Eu sonhei que você era meu par.
Tão amoroso, quietinho e sensível, como eu imaginava que você era.
Engraçado também.
A gente tava num show do The Used, um cara da banda vinha e me beijava e eu só conseguia pensar em você. Eu não queria beijar aquele cara, eu gostava de você.
E você é tão sensível. Como eu ia te contar isso?
Era a última coisa que eu queria fazer. O seu rosto tão nítido na minha mente.
Faz mais de 13 anos que eu não te vejo.
Eu nunca falei com você, nunca nem te dei oi. Só te olhava de longe e gostava de você.
Sempre gostei de você. É engraçado que eu não lembro de nenhum amigo seu, ninguém em comum que a gente conhecesse, eu só lembro que eu te via nos lugares que eu ia e eu gostava de você.
Gratuitamente.
A gente nunca trocou uma palavra, mas tenho seu rosto mais nítido na minha memória do que da maioria dos amigos que já tive. Acho que porque eu sempre senti que nós seríamos bons amigos.
Esse tipo de sentimento me faz ter certeza absoluta que parte de mim é completamente inadequada, pra não ser um pouco mais rude e direta.
Imagina que esquisito e inquietante saber que alguém que você não conhece sempre quis ser mais próximo? O estranho é que eu não acho tão estranho assim.
Primeiro a gente frequentou os mesmos lugares, depois a gente fez cursinho juntos. Nessa época eu estava mudando, pela primeira vez na vida não queria ter vários amigos e entendi que estava tudo bem não querer socializar.
Antes eu me forçava, porque tudo que eu queria era ser normal. Mas bem nessa época eu aceitei que não era.
Justo nessa época que eu podia ter inventado algum motivo pra falar com você, eu resolvi que não ia falar com ninguém. Não durou muito.
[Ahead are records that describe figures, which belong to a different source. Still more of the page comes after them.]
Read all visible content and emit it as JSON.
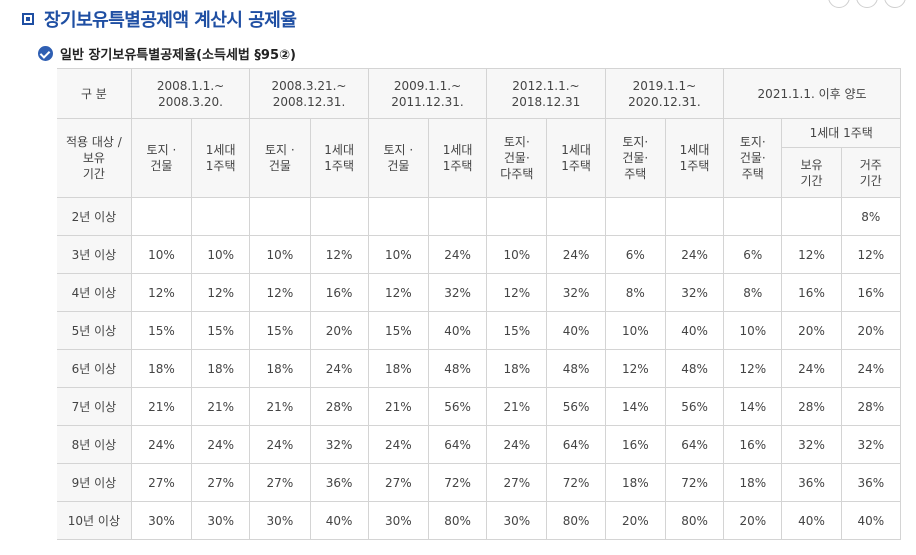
{
  "title": "장기보유특별공제액 계산시 공제율",
  "subtitle": "일반 장기보유특별공제율(소득세법 §95②)",
  "table": {
    "period_header": "구 분",
    "periods": [
      "2008.1.1.~\n2008.3.20.",
      "2008.3.21.~\n2008.12.31.",
      "2009.1.1.~\n2011.12.31.",
      "2012.1.1.~\n2018.12.31",
      "2019.1.1~\n2020.12.31.",
      "2021.1.1. 이후 양도"
    ],
    "target_header": "적용 대상 /\n보유\n기간",
    "subcols": [
      "토지 ·\n건물",
      "1세대\n1주택",
      "토지 ·\n건물",
      "1세대\n1주택",
      "토지 ·\n건물",
      "1세대\n1주택",
      "토지·\n건물·\n다주택",
      "1세대\n1주택",
      "토지·\n건물·\n주택",
      "1세대\n1주택",
      "토지·\n건물·\n주택"
    ],
    "one_house_header": "1세대 1주택",
    "one_house_sub": [
      "보유\n기간",
      "거주\n기간"
    ],
    "rows": [
      {
        "label": "2년 이상",
        "values": [
          "",
          "",
          "",
          "",
          "",
          "",
          "",
          "",
          "",
          "",
          "",
          "",
          "8%"
        ]
      },
      {
        "label": "3년 이상",
        "values": [
          "10%",
          "10%",
          "10%",
          "12%",
          "10%",
          "24%",
          "10%",
          "24%",
          "6%",
          "24%",
          "6%",
          "12%",
          "12%"
        ]
      },
      {
        "label": "4년 이상",
        "values": [
          "12%",
          "12%",
          "12%",
          "16%",
          "12%",
          "32%",
          "12%",
          "32%",
          "8%",
          "32%",
          "8%",
          "16%",
          "16%"
        ]
      },
      {
        "label": "5년 이상",
        "values": [
          "15%",
          "15%",
          "15%",
          "20%",
          "15%",
          "40%",
          "15%",
          "40%",
          "10%",
          "40%",
          "10%",
          "20%",
          "20%"
        ]
      },
      {
        "label": "6년 이상",
        "values": [
          "18%",
          "18%",
          "18%",
          "24%",
          "18%",
          "48%",
          "18%",
          "48%",
          "12%",
          "48%",
          "12%",
          "24%",
          "24%"
        ]
      },
      {
        "label": "7년 이상",
        "values": [
          "21%",
          "21%",
          "21%",
          "28%",
          "21%",
          "56%",
          "21%",
          "56%",
          "14%",
          "56%",
          "14%",
          "28%",
          "28%"
        ]
      },
      {
        "label": "8년 이상",
        "values": [
          "24%",
          "24%",
          "24%",
          "32%",
          "24%",
          "64%",
          "24%",
          "64%",
          "16%",
          "64%",
          "16%",
          "32%",
          "32%"
        ]
      },
      {
        "label": "9년 이상",
        "values": [
          "27%",
          "27%",
          "27%",
          "36%",
          "27%",
          "72%",
          "27%",
          "72%",
          "18%",
          "72%",
          "18%",
          "36%",
          "36%"
        ]
      },
      {
        "label": "10년 이상",
        "values": [
          "30%",
          "30%",
          "30%",
          "40%",
          "30%",
          "80%",
          "30%",
          "80%",
          "20%",
          "80%",
          "20%",
          "40%",
          "40%"
        ]
      }
    ]
  }
}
Logo que eu entrei na faculdade não consegui continuar me escondendo e quando fui ver já tinha todo esse grupo de amigos que ia comigo pra lá e pra cá e queria me ver mesmo quando a gente não tava estudando.
Mas da onde meu cérebro tirou sonhar com você mais de 13 anos depois da última vez que eu te vi?
Ele eu até entendo, fomos melhores amigos de infância, mas você eu juro que não. Não sei nem como é sua voz. Que passa?
Eu não sei, mas tenho certeza que não é sobre você. Tenho certeza que tem a ver com essa minha mania de ter medo da felicidade, de estar mais confortável em lugares difíceis.
Nessa época eu aceitei que eu não era normal, mas eu nem sabia o que tinha de diferente em mim e eu não usava a palavra diferente, usava a palavra errado.
Eu não conseguia entender o que tinha de errado comigo.
Qual era o meu problema? Qual era o meu problema?
O mais bizarro é que eu não sei seu nome, não faço ideia. Só sei seu apelido que, pensando melhor, nem sei se sei mesmo, porque me contaram seu apelido. Ou seja, talvez nem isso eu saiba. Que sensação estranha.
Fiquei tentando lembrar seu nome com toda força, mas nem sei se tem como lembrar.
Que nostalgia esquisita. Nostalgia e raiva.
Raiva de ter sido uma adolescente tão covarde. Eu tinha mais medo de ser bem tratada do que de ser mal tratada. Se eu achasse que você seria desagradável era capaz de ter dado um jeito de falar com você. Mas era óbvio que não. Eu sei lá o que fazer com isso.
Queria saber como você está hoje em dia, o que você faz, onde você mora.
Ou será que não queria estar aqui?
Onde mesmo com meu pai doente, minha cachorra doente, eu doente, tudo está relativamente bem?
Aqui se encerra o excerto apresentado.